On the evening of Saturday 3 August 1968, people arriving at Preston station to catch the 2048 to Blackpool North or the 2125 to Liverpool Exchange, must have wondered just what was going on. There were hundreds of people milling about – many carrying cameras and recording equipment. Anyone not in the know could have been forgiven for thinking that these people were awaiting something special. The Queen? The Beatles? No.
They were railway enthusiasts, local historians, or just those with a passing interest. They were there to witness the last scheduled passenger services on BR booked to be worked by steam locomotives. When BR came into existence on 1 January 1948, it had inherited over 20,000 steam locomotives, and built a further 2500, ending in March 1960 when the freight locomotive Evening Star was completed at Swindon Works. Now only a handful remained, spread between the last three sheds open to steam, Carnforth, Lostock Hall and Rose Grove.
At around 2015 locomotive 45212 arrived from Lostock Hall. It would take the rear portion of the 1705 from Euston on to Blackpool North. The front portion would carry on to Carlisle hauled by a diesel-electric. Just over an hour later, hundreds gathered on platform 6 to record the arrival of the train from Glasgow, its diesel-electric come off and steam locomotive 45318 go on. Before it left for Liverpool Exchange, someone had climbed on the front 45318 and attached a headboard “The End Of LMS Steam.”

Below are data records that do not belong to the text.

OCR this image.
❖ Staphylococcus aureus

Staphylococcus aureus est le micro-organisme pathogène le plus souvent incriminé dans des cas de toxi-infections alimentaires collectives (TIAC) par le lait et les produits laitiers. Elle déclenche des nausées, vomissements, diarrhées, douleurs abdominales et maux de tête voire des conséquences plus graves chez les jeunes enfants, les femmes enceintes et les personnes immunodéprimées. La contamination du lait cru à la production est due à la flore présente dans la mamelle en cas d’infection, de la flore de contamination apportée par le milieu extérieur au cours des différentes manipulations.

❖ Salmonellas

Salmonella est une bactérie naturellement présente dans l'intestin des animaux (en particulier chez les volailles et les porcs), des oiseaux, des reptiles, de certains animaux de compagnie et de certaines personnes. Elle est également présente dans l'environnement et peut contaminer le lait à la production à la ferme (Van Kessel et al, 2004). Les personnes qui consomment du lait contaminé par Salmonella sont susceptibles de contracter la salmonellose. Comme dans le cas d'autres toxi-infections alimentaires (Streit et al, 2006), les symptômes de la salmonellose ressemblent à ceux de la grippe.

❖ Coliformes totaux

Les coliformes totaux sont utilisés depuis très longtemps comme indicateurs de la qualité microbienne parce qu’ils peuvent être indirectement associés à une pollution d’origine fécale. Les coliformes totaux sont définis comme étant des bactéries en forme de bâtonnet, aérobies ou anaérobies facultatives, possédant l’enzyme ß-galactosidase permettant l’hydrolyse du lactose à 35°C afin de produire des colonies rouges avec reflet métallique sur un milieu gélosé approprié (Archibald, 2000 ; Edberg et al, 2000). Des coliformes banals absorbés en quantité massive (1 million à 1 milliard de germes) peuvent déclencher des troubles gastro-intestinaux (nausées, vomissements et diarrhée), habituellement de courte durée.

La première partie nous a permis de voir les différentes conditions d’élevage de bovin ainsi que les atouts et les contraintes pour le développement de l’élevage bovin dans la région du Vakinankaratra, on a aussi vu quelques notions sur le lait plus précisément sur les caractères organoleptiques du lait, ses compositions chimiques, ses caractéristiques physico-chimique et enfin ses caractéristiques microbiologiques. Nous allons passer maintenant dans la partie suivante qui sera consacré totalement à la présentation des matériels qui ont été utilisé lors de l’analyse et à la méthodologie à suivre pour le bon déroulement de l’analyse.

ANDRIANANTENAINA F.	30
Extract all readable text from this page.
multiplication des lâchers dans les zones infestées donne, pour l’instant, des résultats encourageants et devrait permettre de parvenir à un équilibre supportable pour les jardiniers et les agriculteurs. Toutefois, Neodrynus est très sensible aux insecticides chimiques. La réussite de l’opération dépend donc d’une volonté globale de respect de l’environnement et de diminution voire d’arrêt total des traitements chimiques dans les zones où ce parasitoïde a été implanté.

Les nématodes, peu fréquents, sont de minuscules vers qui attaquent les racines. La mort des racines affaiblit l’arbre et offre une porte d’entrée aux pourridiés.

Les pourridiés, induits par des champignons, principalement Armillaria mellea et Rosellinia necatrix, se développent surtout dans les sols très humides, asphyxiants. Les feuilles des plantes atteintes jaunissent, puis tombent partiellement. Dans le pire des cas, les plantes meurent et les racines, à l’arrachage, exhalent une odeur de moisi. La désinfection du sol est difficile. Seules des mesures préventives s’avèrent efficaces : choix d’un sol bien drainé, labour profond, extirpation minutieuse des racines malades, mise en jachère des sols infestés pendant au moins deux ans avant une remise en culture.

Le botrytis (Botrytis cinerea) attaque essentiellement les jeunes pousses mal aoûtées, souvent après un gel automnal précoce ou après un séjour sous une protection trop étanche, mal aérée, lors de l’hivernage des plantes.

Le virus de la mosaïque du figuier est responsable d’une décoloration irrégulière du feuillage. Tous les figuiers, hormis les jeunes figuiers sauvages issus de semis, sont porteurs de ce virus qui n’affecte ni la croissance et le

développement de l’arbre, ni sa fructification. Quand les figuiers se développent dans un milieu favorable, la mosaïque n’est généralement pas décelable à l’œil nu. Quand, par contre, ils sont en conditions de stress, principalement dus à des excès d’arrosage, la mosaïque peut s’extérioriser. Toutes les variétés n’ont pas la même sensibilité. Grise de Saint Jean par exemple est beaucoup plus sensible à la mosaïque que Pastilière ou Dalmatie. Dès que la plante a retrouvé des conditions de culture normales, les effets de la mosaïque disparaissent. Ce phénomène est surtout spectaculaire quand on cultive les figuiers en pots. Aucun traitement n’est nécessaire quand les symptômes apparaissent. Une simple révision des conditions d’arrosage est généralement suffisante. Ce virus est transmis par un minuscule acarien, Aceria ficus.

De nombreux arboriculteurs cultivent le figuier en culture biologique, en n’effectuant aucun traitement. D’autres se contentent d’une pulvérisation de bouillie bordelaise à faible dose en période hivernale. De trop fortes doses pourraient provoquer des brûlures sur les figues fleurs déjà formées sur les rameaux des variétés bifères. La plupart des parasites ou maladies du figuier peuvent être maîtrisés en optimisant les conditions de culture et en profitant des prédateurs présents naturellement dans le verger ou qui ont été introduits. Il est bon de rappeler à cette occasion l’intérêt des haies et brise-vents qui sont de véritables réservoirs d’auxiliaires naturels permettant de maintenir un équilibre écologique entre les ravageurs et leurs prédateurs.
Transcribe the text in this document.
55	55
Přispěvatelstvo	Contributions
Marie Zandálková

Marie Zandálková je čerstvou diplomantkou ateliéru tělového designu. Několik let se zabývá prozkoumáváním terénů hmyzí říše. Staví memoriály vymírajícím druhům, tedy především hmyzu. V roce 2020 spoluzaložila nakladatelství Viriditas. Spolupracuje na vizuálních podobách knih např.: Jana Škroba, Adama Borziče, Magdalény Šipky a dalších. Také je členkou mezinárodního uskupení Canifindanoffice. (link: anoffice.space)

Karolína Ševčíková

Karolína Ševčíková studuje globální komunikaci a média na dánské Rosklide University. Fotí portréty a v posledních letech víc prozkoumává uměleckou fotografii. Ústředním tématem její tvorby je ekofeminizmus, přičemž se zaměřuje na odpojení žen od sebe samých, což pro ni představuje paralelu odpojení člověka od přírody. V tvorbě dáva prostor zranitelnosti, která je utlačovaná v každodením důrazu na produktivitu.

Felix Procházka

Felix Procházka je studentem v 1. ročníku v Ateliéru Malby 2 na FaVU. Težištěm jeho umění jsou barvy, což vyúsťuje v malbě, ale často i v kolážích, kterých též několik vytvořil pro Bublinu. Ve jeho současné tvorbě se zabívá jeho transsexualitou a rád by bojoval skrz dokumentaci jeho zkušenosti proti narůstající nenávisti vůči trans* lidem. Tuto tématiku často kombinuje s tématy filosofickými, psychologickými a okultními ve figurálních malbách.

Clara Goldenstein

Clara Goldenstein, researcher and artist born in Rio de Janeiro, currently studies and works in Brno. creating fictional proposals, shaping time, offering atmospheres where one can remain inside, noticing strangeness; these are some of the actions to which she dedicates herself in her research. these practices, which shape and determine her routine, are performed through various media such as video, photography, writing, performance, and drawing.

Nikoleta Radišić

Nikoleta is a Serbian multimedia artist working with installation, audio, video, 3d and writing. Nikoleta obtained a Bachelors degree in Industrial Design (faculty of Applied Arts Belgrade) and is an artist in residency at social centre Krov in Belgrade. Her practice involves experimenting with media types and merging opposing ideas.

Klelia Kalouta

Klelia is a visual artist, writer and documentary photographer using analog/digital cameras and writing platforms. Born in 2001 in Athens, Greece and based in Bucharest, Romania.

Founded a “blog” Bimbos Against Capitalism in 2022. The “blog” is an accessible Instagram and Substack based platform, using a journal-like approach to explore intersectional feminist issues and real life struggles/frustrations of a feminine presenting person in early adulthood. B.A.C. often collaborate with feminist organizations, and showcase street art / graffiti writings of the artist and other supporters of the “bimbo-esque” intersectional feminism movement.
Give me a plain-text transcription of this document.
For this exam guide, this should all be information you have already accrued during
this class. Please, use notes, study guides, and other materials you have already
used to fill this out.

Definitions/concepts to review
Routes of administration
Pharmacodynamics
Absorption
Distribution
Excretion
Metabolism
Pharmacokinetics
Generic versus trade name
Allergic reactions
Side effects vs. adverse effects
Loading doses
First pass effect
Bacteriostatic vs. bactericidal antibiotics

So many people travelled on the 2125 that anyone wanting to spend a penny would have to cross their legs as many of the toilets were crammed with passengers. Hundreds turned up at Liverpool Exchange, crowd control in the hands of a lone policeman and his dog. After a bit of a sing along, that was it. Steam traction on BR had come to an end.
On Sunday 4 August, various railway societies operated six there and back steam hauled specials, including Manchester Victoria to Southport; St Pancras to Carnforth via Manchester; Stockport to Carnforth. From Monday, 5 August, BR was steam free, apart from the three engines it operated on the narrow-gauge Vale of Rheidol line between Aberystwyth and Devils Bridge.
The following Sunday, BR ran its own commemorative special. Limited to 470 passengers, paying 15guineas each – £272.39 at 2018 prices, it ran from Liverpool Lime Street to Manchester Victoria and then on to Carlisle and back. The first leg of train 1T57, hauled by 45110 departed Lime Street at 0910, pausing at Rainhill to mark the opening of the Liverpool & Manchester Railway in 1830. From Manchester Victoria, the train was hauled by 70013 Oliver Cromwell, the last steam locomotive overhauled for use by BR. At stations, on bridges and embankments along the route, enthusiasts gathered to watch, wave, cheer and photograph 1T57 on its way. They did the same for the return run.
The return leg Carlisle to Manchester Victoria was hauled by two engines 44781 and 44871. At Manchester, 45110 took the train back to Liverpool, arriving at Lime Street nine minutes late though no one cared.
Even this was not quite the end. 70013 ran light engine from Carlisle back to Lostock Hall and then ran overnight to Norwich, from where it was taken by road to Diss for preservation at the Bressingham Steam Centre. Of the other locos that had taken part in 1T57, 45110 and 44871 were preserved. 44781 was used in the movie Virgin Soldiers in which it was derailed and apparently arranged in an artistic pose for filming. It was bought for preservation but there was a problem in arranging for BR to re-rail it, so it was sold on to a scrap merchant who cut it up on site.
Once 70013 had reached Norwich, BR imposed a total ban on the use of steam locomotives though there was one exception. Alan Pegler, the owner of the preserved express loco Flying Scotsman, had a contract with BR allowing his engine to haul special trains.
And as for the railway enthusiasts? There was still a large number of steam locomotives operating in the UK but they were in industry, working at collieries, quarries, in steelworks, shipyards, engineering plants and so on – even the army still owned one or two.